C'était en juin dernier, dans la région des Picos de Europa : Gérard Caussimont a assisté au rut de deux mâles et d'une femelle. « La scène se déroulait en plein jour, à 1 km d'un village ; un paysan travaillait son champ avec son tracteur à 250 mètres. Il y avait des vaches pas très loin. Ce sont les ours qui ont fini par partir... »
Question : « Si c'est possible ailleurs, pourquoi ne le serait-ce pas chez nous ? On est ancré dans l'idée que les ours font fuir les autres animaux, mais dans les endroits où on ne les traque pas, où on leur fout la paix, il en va autrement. Dans les Pyrénées, les ours ont quasiment pris des habitudes crépusculaires. »
Précurseur depuis trente ans
Le Fiep fête ses trente ans d'actions en faveur des bergers du haut Béarn. On lui doit la mise en place de la « prime de dérangement » (1979), les premières liaisons CB (1983) puis par radiotéléphones - aujourd'hui alimentés par panneaux solaires - en estives, les premiers héliportages aux cabanes pastorales (1994), une « marque de fabrique » des fromages de brebis en montagne : Pédescaous, qu'utilisent aujourd'hui une douzaine de bergers.
L'ours, Gérard Caussimont ne l'a observé que quatre fois en Aspe et en Ossau. Mais, il souligne, soucieux de la déontologie du naturaliste de ne pas déranger la faune : « Je n'ai jamais pratiqué l'affût pour voir l'ours à tout prix. » Ce qui ne l'empêche pas de relever des indices de sa présence presque toutes les semaines.
« Force tranquille »
Il en restait entre 15 et 18 entre Béarn, Aragon (Anso, Hecho) et Navarre, quand ce Dacquois de naissance a fait de la sauvegarde de l'ours la cause de sa vie. « Le déclic, ce fut en 1976, lors d'un colloque sur la grande faune à l'université de Pau, qu'organisait Claude Dendaletche. »

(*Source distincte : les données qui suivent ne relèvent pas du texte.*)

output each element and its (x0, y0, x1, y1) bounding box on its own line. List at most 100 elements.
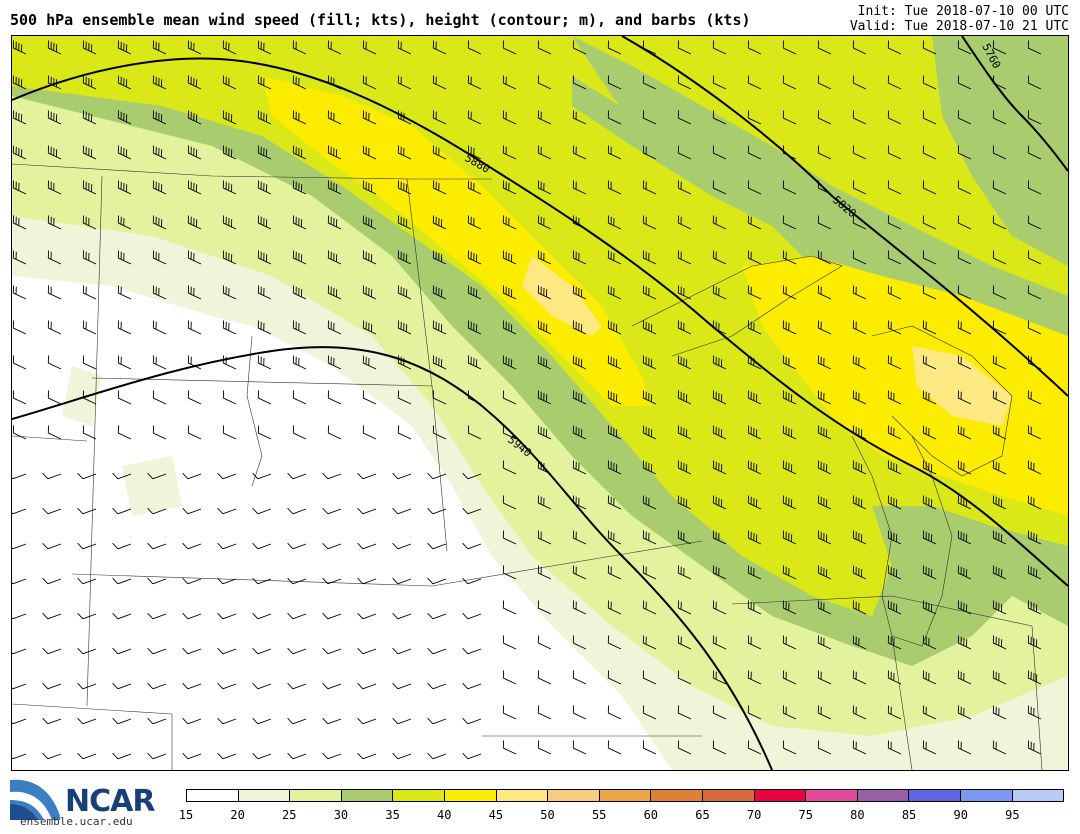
wind-barb (502, 320, 517, 335)
state-line (12, 703, 173, 770)
wind-barb (887, 215, 902, 230)
wind-barb (887, 425, 902, 440)
wind-barb (147, 752, 167, 760)
wind-barb (257, 40, 272, 55)
wind-barb (147, 542, 167, 550)
wind-barb (467, 250, 482, 265)
wind-barb (502, 75, 517, 90)
wind-barb (712, 180, 727, 195)
wind-barb (992, 145, 1007, 160)
wind-barb (992, 565, 1007, 580)
wind-barb (152, 285, 167, 300)
wind-barb (817, 495, 832, 510)
wind-barb (572, 600, 587, 615)
wind-barb (327, 180, 342, 195)
wind-barb (1027, 215, 1042, 230)
wind-barb (782, 215, 797, 230)
wind-barb (537, 705, 552, 720)
wind-barb (292, 215, 307, 230)
wind-barb (957, 355, 972, 370)
wind-barb (572, 635, 587, 650)
wind-barb (77, 647, 97, 655)
colorbar-swatch (702, 790, 755, 801)
wind-barb (887, 355, 902, 370)
colorbar-swatch (444, 790, 497, 801)
wind-barb (922, 460, 937, 475)
wind-barb (502, 425, 517, 440)
wind-barb (607, 530, 622, 545)
wind-barb (712, 635, 727, 650)
wind-barb (287, 612, 307, 620)
wind-barb (852, 180, 867, 195)
colorbar-tick-label: 95 (1005, 808, 1020, 822)
wind-barb (292, 250, 307, 265)
wind-barb (747, 40, 762, 55)
wind-barb (747, 250, 762, 265)
wind-barb (677, 250, 692, 265)
wind-barb (12, 75, 27, 90)
wind-barb (747, 740, 762, 755)
wind-barb (817, 180, 832, 195)
init-time: Init: Tue 2018-07-10 00 UTC (857, 4, 1069, 19)
wind-barb (217, 612, 237, 620)
wind-barb (642, 600, 657, 615)
wind-barb (1027, 565, 1042, 580)
wind-barb (747, 670, 762, 685)
wind-barb (432, 390, 447, 405)
wind-barb (782, 425, 797, 440)
wind-barb (957, 110, 972, 125)
wind-barb (957, 460, 972, 475)
wind-speed-fill (12, 36, 1068, 770)
wind-barb (887, 75, 902, 90)
wind-barb (572, 215, 587, 230)
wind-barb (222, 320, 237, 335)
wind-barb (147, 472, 167, 480)
wind-barb (747, 390, 762, 405)
wind-barb (257, 285, 272, 300)
wind-barb (322, 542, 342, 550)
contour-5760 (961, 36, 1068, 172)
wind-barb (397, 145, 412, 160)
wind-barb (12, 542, 27, 550)
wind-barb (957, 215, 972, 230)
wind-barb (12, 180, 27, 195)
wind-barb (12, 752, 27, 760)
wind-barb (782, 530, 797, 545)
wind-barb (257, 180, 272, 195)
wind-barb (432, 215, 447, 230)
wind-barb (287, 507, 307, 515)
wind-barb (12, 355, 27, 370)
wind-barb (182, 647, 202, 655)
wind-barb (42, 542, 62, 550)
colorbar-tick-label: 80 (850, 808, 865, 822)
wind-barb (152, 390, 167, 405)
wind-barb (182, 472, 202, 480)
wind-barb (817, 600, 832, 615)
wind-barb (922, 425, 937, 440)
wind-barb (817, 40, 832, 55)
wind-barb (432, 180, 447, 195)
wind-barb (117, 390, 132, 405)
wind-barb (537, 600, 552, 615)
wind-barb (147, 577, 167, 585)
wind-barb (537, 635, 552, 650)
wind-barb (1027, 145, 1042, 160)
contour-5820 (621, 36, 1068, 397)
wind-barb (782, 600, 797, 615)
wind-barb (427, 612, 447, 620)
wind-barb (572, 670, 587, 685)
wind-barb (1027, 740, 1042, 755)
wind-barb (502, 40, 517, 55)
wind-barb (357, 507, 377, 515)
wind-barb (572, 40, 587, 55)
wind-barb (852, 425, 867, 440)
wind-barb (117, 425, 132, 440)
wind-barb (502, 495, 517, 510)
wind-barb (607, 600, 622, 615)
wind-barb (462, 682, 482, 690)
wind-barb (357, 752, 377, 760)
wind-barb (747, 145, 762, 160)
wind-barb (957, 740, 972, 755)
wind-barb (147, 647, 167, 655)
wind-barb (357, 542, 377, 550)
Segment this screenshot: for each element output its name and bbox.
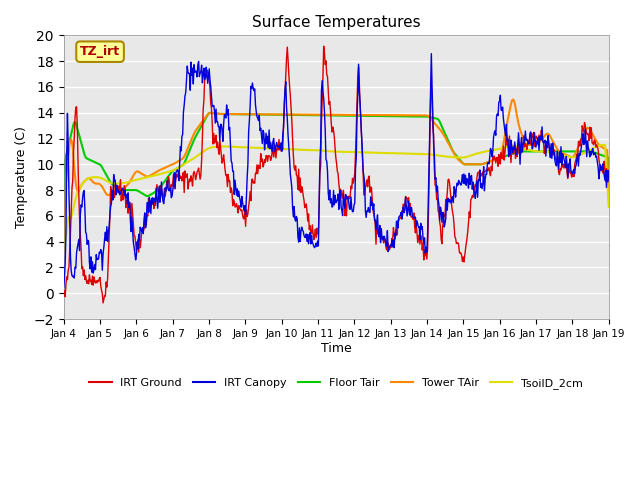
Text: TZ_irt: TZ_irt <box>80 45 120 58</box>
Title: Surface Temperatures: Surface Temperatures <box>252 15 420 30</box>
Legend: IRT Ground, IRT Canopy, Floor Tair, Tower TAir, TsoilD_2cm: IRT Ground, IRT Canopy, Floor Tair, Towe… <box>85 373 588 393</box>
Y-axis label: Temperature (C): Temperature (C) <box>15 126 28 228</box>
X-axis label: Time: Time <box>321 342 351 355</box>
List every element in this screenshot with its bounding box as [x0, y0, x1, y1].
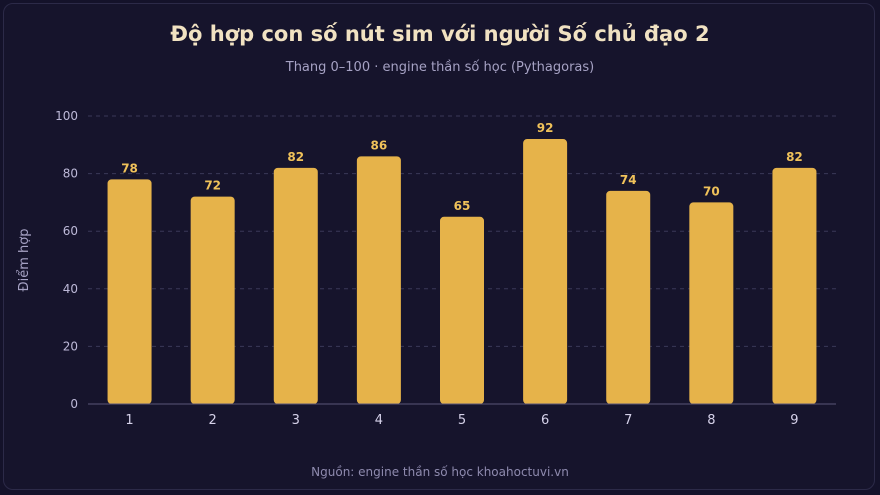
y-tick-label: 80 [63, 167, 78, 181]
chart-subtitle: Thang 0–100 · engine thần số học (Pythag… [285, 60, 595, 75]
x-tick-label: 6 [541, 413, 549, 428]
x-tick-label: 2 [209, 413, 217, 428]
bar-1 [107, 179, 152, 404]
x-tick-label: 3 [292, 413, 300, 428]
x-tick-label: 5 [458, 413, 466, 428]
x-tick-label: 8 [707, 413, 715, 428]
value-label: 82 [786, 150, 803, 164]
y-tick-label: 20 [63, 339, 78, 353]
chart-title: Độ hợp con số nút sim với người Số chủ đ… [170, 22, 710, 46]
y-tick-label: 100 [55, 109, 78, 123]
bar-3 [273, 167, 318, 404]
y-tick-label: 40 [63, 282, 78, 296]
value-label: 92 [537, 121, 554, 135]
x-tick-label: 7 [624, 413, 632, 428]
y-tick-label: 0 [70, 397, 78, 411]
bar-2 [190, 196, 235, 404]
bar-6 [523, 139, 568, 405]
value-label: 78 [121, 161, 138, 175]
labels: 0 20 40 60 80 100 78 1 72 2 82 3 86 4 65 5 92 6 74 7 70 8 82 9 [55, 109, 803, 428]
value-label: 82 [287, 150, 304, 164]
bar-5 [440, 216, 484, 404]
source-note: Nguồn: engine thần số học khoahoctuvi.vn [311, 465, 569, 479]
bar-4 [356, 156, 401, 404]
bar-9 [772, 167, 817, 404]
bar-8 [689, 202, 734, 404]
bar-7 [606, 190, 651, 404]
y-axis-label: Điểm hợp [17, 229, 32, 292]
x-tick-label: 4 [375, 413, 383, 428]
value-label: 72 [204, 179, 221, 193]
value-label: 86 [371, 138, 388, 152]
value-label: 74 [620, 173, 637, 187]
bars [107, 139, 817, 405]
value-label: 65 [454, 199, 471, 213]
x-tick-label: 1 [125, 413, 133, 428]
value-label: 70 [703, 184, 720, 198]
y-tick-label: 60 [63, 224, 78, 238]
x-tick-label: 9 [790, 413, 798, 428]
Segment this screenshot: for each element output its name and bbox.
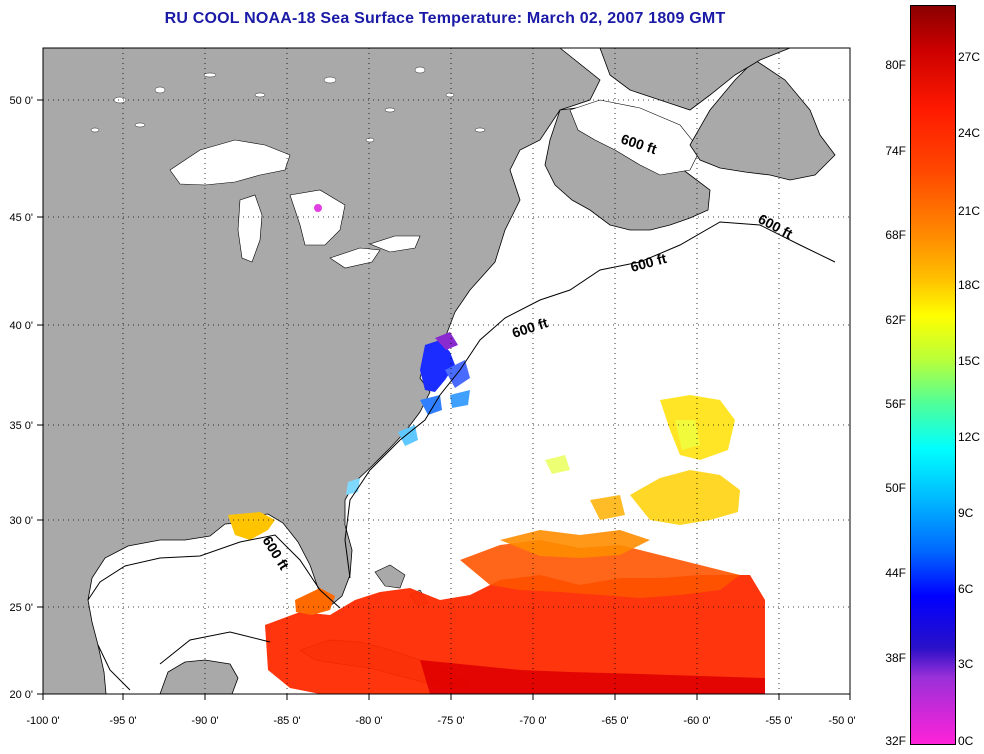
colorbar-c-label: 21C	[958, 204, 981, 218]
lat-tick-label: 45 0'	[9, 212, 33, 224]
colorbar-f-label: 50F	[885, 481, 906, 495]
lat-tick-label: 30 0'	[9, 515, 33, 527]
lake-huron	[289, 189, 346, 246]
lon-tick-labels: -100 0' -95 0' -90 0' -85 0' -80 0' -75 …	[26, 715, 855, 727]
lat-tick-label: 35 0'	[9, 420, 33, 432]
colorbar-c-label: 15C	[958, 354, 981, 368]
lat-tick-label: 20 0'	[9, 689, 33, 701]
lon-tick-label: -55 0'	[765, 715, 792, 727]
lon-tick-label: -70 0'	[519, 715, 546, 727]
colorbar-f-label: 44F	[885, 566, 906, 580]
lake-michigan	[237, 194, 263, 263]
colorbar-f-label: 68F	[885, 228, 906, 242]
land-labrador	[599, 47, 791, 111]
land-yucatan	[159, 659, 239, 695]
tick-marks	[37, 99, 851, 700]
lon-tick-label: -65 0'	[601, 715, 628, 727]
gulf-st-lawrence	[569, 99, 701, 176]
lat-tick-labels: 20 0' 25 0' 30 0' 35 0' 40 0' 45 0' 50 0…	[9, 95, 33, 701]
colorbar-c-label: 24C	[958, 126, 981, 140]
map-title: RU COOL NOAA-18 Sea Surface Temperature:…	[164, 10, 726, 27]
colorbar-f-label: 62F	[885, 313, 906, 327]
colorbar-c-label: 0C	[958, 734, 974, 748]
sst-data	[228, 204, 765, 694]
lat-tick-label: 25 0'	[9, 602, 33, 614]
lon-tick-label: -50 0'	[828, 715, 855, 727]
lon-tick-label: -100 0'	[26, 715, 59, 727]
lat-tick-label: 50 0'	[9, 95, 33, 107]
colorbar-c-label: 18C	[958, 278, 981, 292]
colorbar-c-label: 6C	[958, 582, 974, 596]
lake-erie	[329, 247, 381, 269]
colorbar-c-label: 12C	[958, 430, 981, 444]
lon-tick-label: -90 0'	[191, 715, 218, 727]
lon-tick-label: -80 0'	[355, 715, 382, 727]
lon-tick-label: -85 0'	[273, 715, 300, 727]
isobath-600ft	[87, 221, 836, 609]
lon-tick-label: -75 0'	[437, 715, 464, 727]
colorbar-f-label: 38F	[885, 651, 906, 665]
colorbar-f-label: 32F	[885, 734, 906, 748]
land-north-america	[42, 47, 601, 695]
colorbar-f-label: 56F	[885, 397, 906, 411]
lat-tick-label: 40 0'	[9, 320, 33, 332]
colorbar-c-label: 27C	[958, 50, 981, 64]
land-newfoundland	[689, 59, 836, 181]
map-frame	[42, 47, 851, 695]
lon-tick-label: -95 0'	[109, 715, 136, 727]
lon-tick-label: -60 0'	[683, 715, 710, 727]
colorbar-c-label: 3C	[958, 657, 974, 671]
colorbar-f-label: 80F	[885, 58, 906, 72]
lake-superior	[169, 139, 291, 186]
lake-ontario	[369, 235, 421, 253]
colorbar-f-label: 74F	[885, 144, 906, 158]
colorbar-c-label: 9C	[958, 506, 974, 520]
temperature-colorbar	[910, 5, 956, 745]
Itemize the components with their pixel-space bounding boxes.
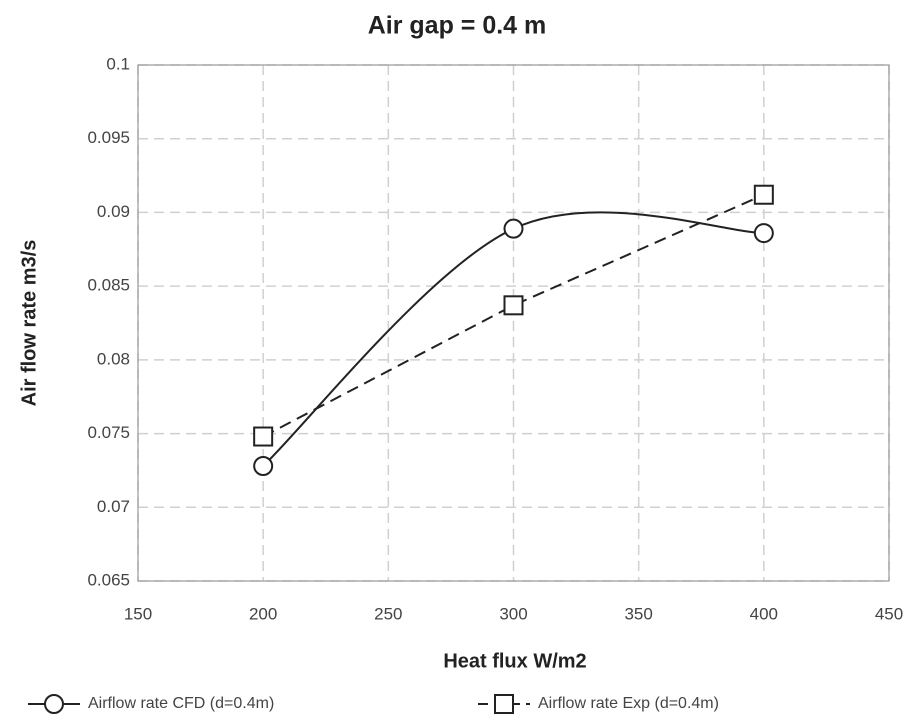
y-tick-label: 0.085 [87,276,130,295]
legend-label: Airflow rate Exp (d=0.4m) [538,695,719,712]
data-point [253,456,274,477]
y-tick-label: 0.07 [97,497,130,516]
x-tick-label: 350 [624,604,652,623]
y-tick-label: 0.095 [87,128,130,147]
data-point [753,184,774,205]
data-point [503,295,524,316]
chart-title: Air gap = 0.4 m [368,12,547,40]
data-point [753,223,774,244]
legend-marker [44,694,64,714]
y-tick-label: 0.065 [87,570,130,589]
x-tick-label: 300 [499,604,527,623]
x-tick-label: 400 [750,604,778,623]
legend-marker [494,694,514,714]
x-tick-label: 250 [374,604,402,623]
y-tick-label: 0.09 [97,202,130,221]
x-axis-label: Heat flux W/m2 [443,650,586,672]
data-point [503,218,524,239]
series-line [262,193,765,438]
y-axis-label: Air flow rate m3/s [18,240,40,407]
legend-label: Airflow rate CFD (d=0.4m) [88,695,274,712]
plot-border [137,64,890,582]
x-tick-label: 450 [875,604,903,623]
x-tick-label: 150 [124,604,152,623]
y-tick-label: 0.1 [106,54,130,73]
y-tick-label: 0.075 [87,423,130,442]
data-point [253,426,274,447]
y-tick-label: 0.08 [97,349,130,368]
x-tick-label: 200 [249,604,277,623]
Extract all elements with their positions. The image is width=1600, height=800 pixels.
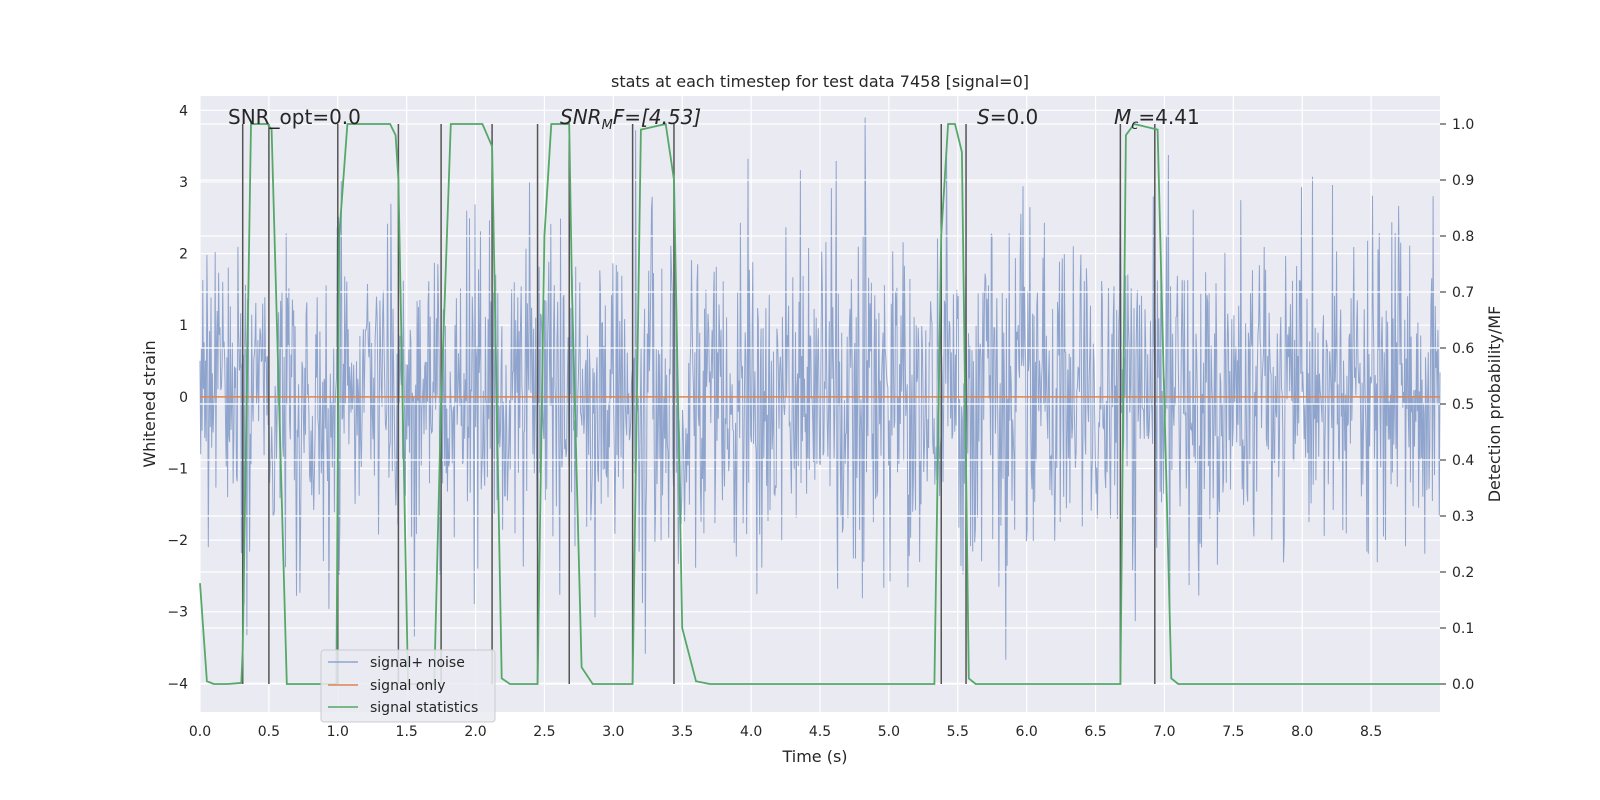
y-tick-label: 4: [179, 103, 188, 119]
y2-tick-label: 1.0: [1452, 117, 1474, 133]
y-tick-label: −1: [167, 461, 188, 477]
x-axis-label: Time (s): [781, 747, 847, 766]
y-tick-label: 2: [179, 247, 188, 263]
y2-tick-labels: 1.0 0.9 0.8 0.7 0.6 0.5 0.4 0.3 0.2 0.1 0.0: [1440, 117, 1474, 693]
y-tick-label: 3: [179, 175, 188, 191]
x-tick-label: 1.5: [396, 724, 418, 740]
annotation-snr-opt: SNR_opt=0.0: [228, 105, 361, 129]
y2-tick-label: 0.7: [1452, 285, 1474, 301]
legend-label-signal: signal only: [370, 678, 445, 694]
annotation-mc: Mc=4.41: [1114, 105, 1200, 133]
annotation-snr-mf: SNRMF=[4.53]: [560, 105, 701, 133]
x-tick-label: 0.5: [258, 724, 280, 740]
legend: signal+ noise signal only signal statist…: [320, 649, 496, 723]
x-tick-label: 7.0: [1153, 724, 1175, 740]
signal-statistics-series: [199, 122, 1440, 685]
legend-label-stat: signal statistics: [370, 700, 478, 716]
y-tick-label: −3: [167, 605, 188, 621]
y-tick-label: −2: [167, 533, 188, 549]
legend-box: [320, 649, 496, 723]
y2-tick-label: 0.8: [1452, 229, 1474, 245]
x-tick-label: 8.0: [1291, 724, 1313, 740]
signal-noise-series: [199, 117, 1441, 660]
x-tick-label: 3.0: [602, 724, 624, 740]
x-tick-label: 4.5: [809, 724, 831, 740]
y2-tick-label: 0.3: [1452, 509, 1474, 525]
annotation-s: S=0.0: [977, 105, 1038, 129]
y2-tick-label: 0.2: [1452, 565, 1474, 581]
legend-label-noise: signal+ noise: [370, 655, 465, 671]
x-tick-label: 1.0: [327, 724, 349, 740]
x-tick-label: 8.5: [1360, 724, 1382, 740]
y2-tick-label: 0.0: [1452, 677, 1474, 693]
y-tick-label: −4: [167, 676, 188, 692]
x-tick-label: 4.0: [740, 724, 762, 740]
x-tick-label: 3.5: [671, 724, 693, 740]
y2-axis-label: Detection probability/MF: [1485, 306, 1504, 503]
y-axis-label: Whitened strain: [140, 340, 159, 467]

Gérard Caussimont date de 1981 son observation la plus mémorable, en lisière de forêt, à Borce (vallée d'Aspe) : « C'était un ours très clair. L'animal ne m'a pas vu. Ce qui m'avait frappé c'est que l'on aurait dit qu'il roulait des mécaniques et que sa fourrure semblait détachée de son squelette. Il dégageait une force tranquille... » La même année, il soutint une thèse de doctorat socio-économique sur les vallées : « Je ne voulais pas opposer l'homme et la nature. »
Une quinzaine d'individus, c'est au mieux, aujourd'hui, la population résiduelle d'ours dans toute la chaîne des Pyrénées. « À partir de 1983, on s'est retrouvé avec deux ou trois femelles en Béarn. » Un nombre devenu insuffisant pour que se perpétue l'espèce.
Mais, vice-président de la commission scientifique du Parc national des Pyrénées, où il siège en tant que représentant des associations de protection de la nature, ce prof d'espagnol, directeur du collège-lycée Saint-Joseph, à Oloron, ne désespère pas : « Il est toujours temps de sortir de cette situation par le haut [...] Le moment est peut-être venu, au Conseil général, au Conseil régional, pour prendre des décisions courageuses, à l'encontre de ceux qui utilisent leur droit de veto depuis des années. »
Bien pire que l'ours...
Il réclame le remplacement des deux femelles tuées, pour restaurer quelque peu le noyau occidental. Si l'on attend trop, on se priverait selon lui d'une valorisation touristique de l'ours, par des activités « organisées et canalisées » de découverte et d'observation. « On n'aura bientôt plus une agriculture de montagne suffisamment vivante pour en être le moteur. »
Pour Gérard Caussimont, l'appui aux bergers passe désormais par une aide au désendettement en termes de main-d'oeuvre. « On réaliserait, s'ils n'étaient pas instrumentalisés, que la quasi-totalité des dégâts d'ours - quatre dizaines de bêtes par an environ - ont moins d'impact que les dégâts de chiens, et infiniment moins que des maladies comme la fièvre catarrhale, la tremblante du mouton ou l'agalaxie. » Car là, c'est par milliers qu'on compte les bêtes perdues.
(1) Fonds d'intervention écopastoral.